Sunday, May 18, 2008

Moving...

No not me my ex aka my baby daddy.
He told my last Sunday, yes Happy Mothers day to me, and I feel like it took me a week to digest the idea. Yes I have dreamed of him leaving, I won't lie, but I thought it would have been when we first split. Not now, now that he is finally starting to work with me and do the every other weekend thing and watch him for me when I have meetings. He was actually trying and now now he decides to leave WTF????

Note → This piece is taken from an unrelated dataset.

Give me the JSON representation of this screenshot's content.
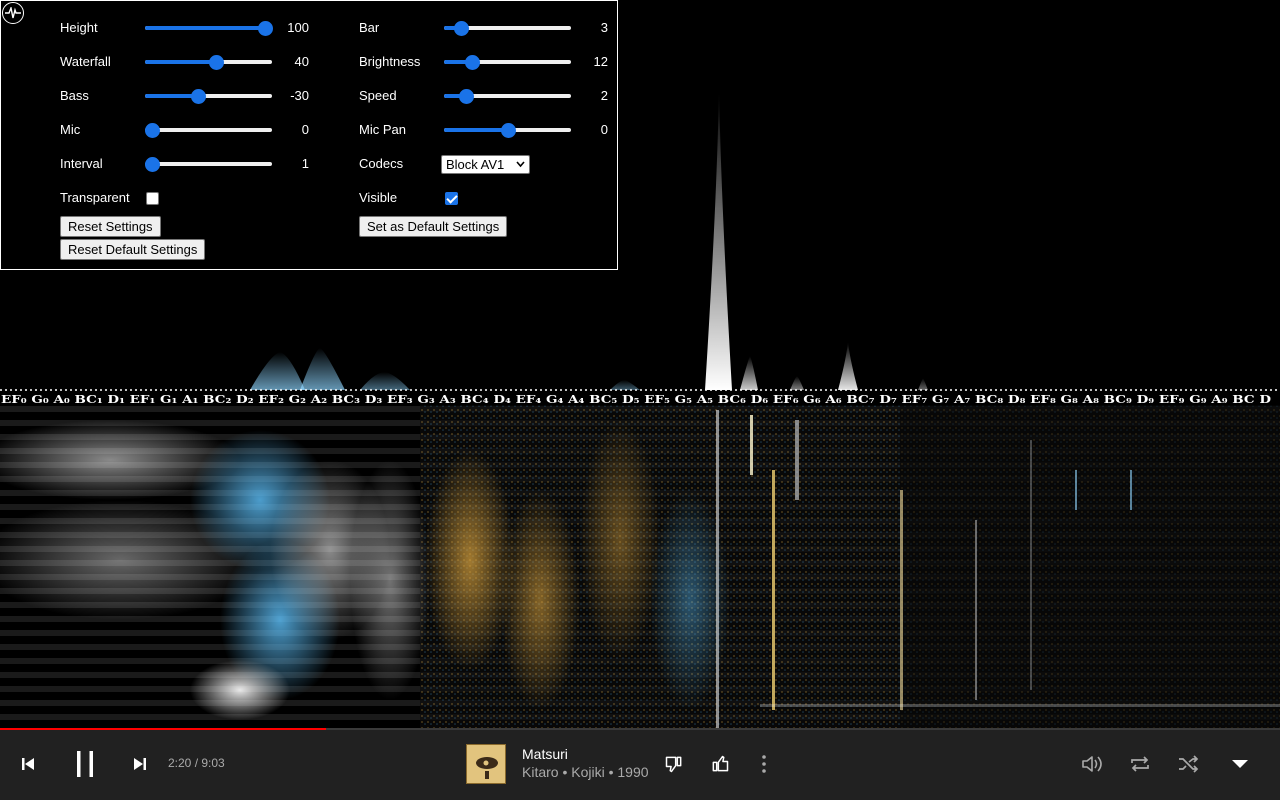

So as I am digesting this information I am pissing him off b/c I cannot commit to letting him have the monster for any part of the summer. He asked for the whole summer I said hell no! I told him he could have the monster for some of the summer. As it stands now he will be taking the monster the day after school lets out until the 4th of July. I don't know why I picked that day I just did. Then I will have to figure out everything else as it comes. I hate having to think on my feet, I like plans damn it and the ex knows this.

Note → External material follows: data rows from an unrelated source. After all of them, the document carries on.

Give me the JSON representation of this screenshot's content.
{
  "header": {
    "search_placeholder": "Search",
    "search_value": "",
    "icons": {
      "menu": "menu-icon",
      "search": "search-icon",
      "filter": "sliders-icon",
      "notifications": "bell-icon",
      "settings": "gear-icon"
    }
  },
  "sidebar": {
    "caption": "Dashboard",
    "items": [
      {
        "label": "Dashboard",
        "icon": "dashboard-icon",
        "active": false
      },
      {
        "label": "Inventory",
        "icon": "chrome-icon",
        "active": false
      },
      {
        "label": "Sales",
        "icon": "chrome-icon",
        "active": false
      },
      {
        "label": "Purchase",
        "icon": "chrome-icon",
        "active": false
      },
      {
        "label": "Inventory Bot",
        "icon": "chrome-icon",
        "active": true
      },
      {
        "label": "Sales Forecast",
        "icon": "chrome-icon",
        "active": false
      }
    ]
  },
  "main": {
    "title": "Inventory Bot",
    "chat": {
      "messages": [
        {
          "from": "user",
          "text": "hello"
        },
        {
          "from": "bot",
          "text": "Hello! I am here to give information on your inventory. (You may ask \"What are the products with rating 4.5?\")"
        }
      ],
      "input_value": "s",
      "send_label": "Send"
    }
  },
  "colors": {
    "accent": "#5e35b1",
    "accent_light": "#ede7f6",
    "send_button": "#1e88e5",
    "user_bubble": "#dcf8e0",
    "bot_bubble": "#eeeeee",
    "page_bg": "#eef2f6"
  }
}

So he is moving to GA to be with his new girlfriend and her 3 kids, boys to boot. He told me he is leaving to get away from all of his crap-well hell you moron its the crap that you got yourself into. I am so annoyed with him, he is running away like a p-word that I don't like to use. I mean come on man you did this to yourself and all your doing is whining about how hard things are for you now well fix them. Yes it's an uphill fight but the sooner you start the sooner its done.
My fears: that my son will have so much fun out there he wont come back and his father is to much of a push over to make him. or that his new girlfriend will like have an even number of kids and want him to stay. I don't know this woman and yet I am supposed to trust her with the most important thing in my life. I hate that the ex has put me in this position. I mean come on now buddy work with me.
How can anyone move that far away from their child? I cannot imagine it's easy when they get older let alone in the younger years. What does he expect to share holidays? You have got to be kidding!!!! I AM NOT sending my child out of state for any holiday except maybe some obscure one that no one knows of. It is hard enough splitting the holidays between his two families and now I have to try and split the boy 3 ways, I think not. His father moves his father loses. That is my thought.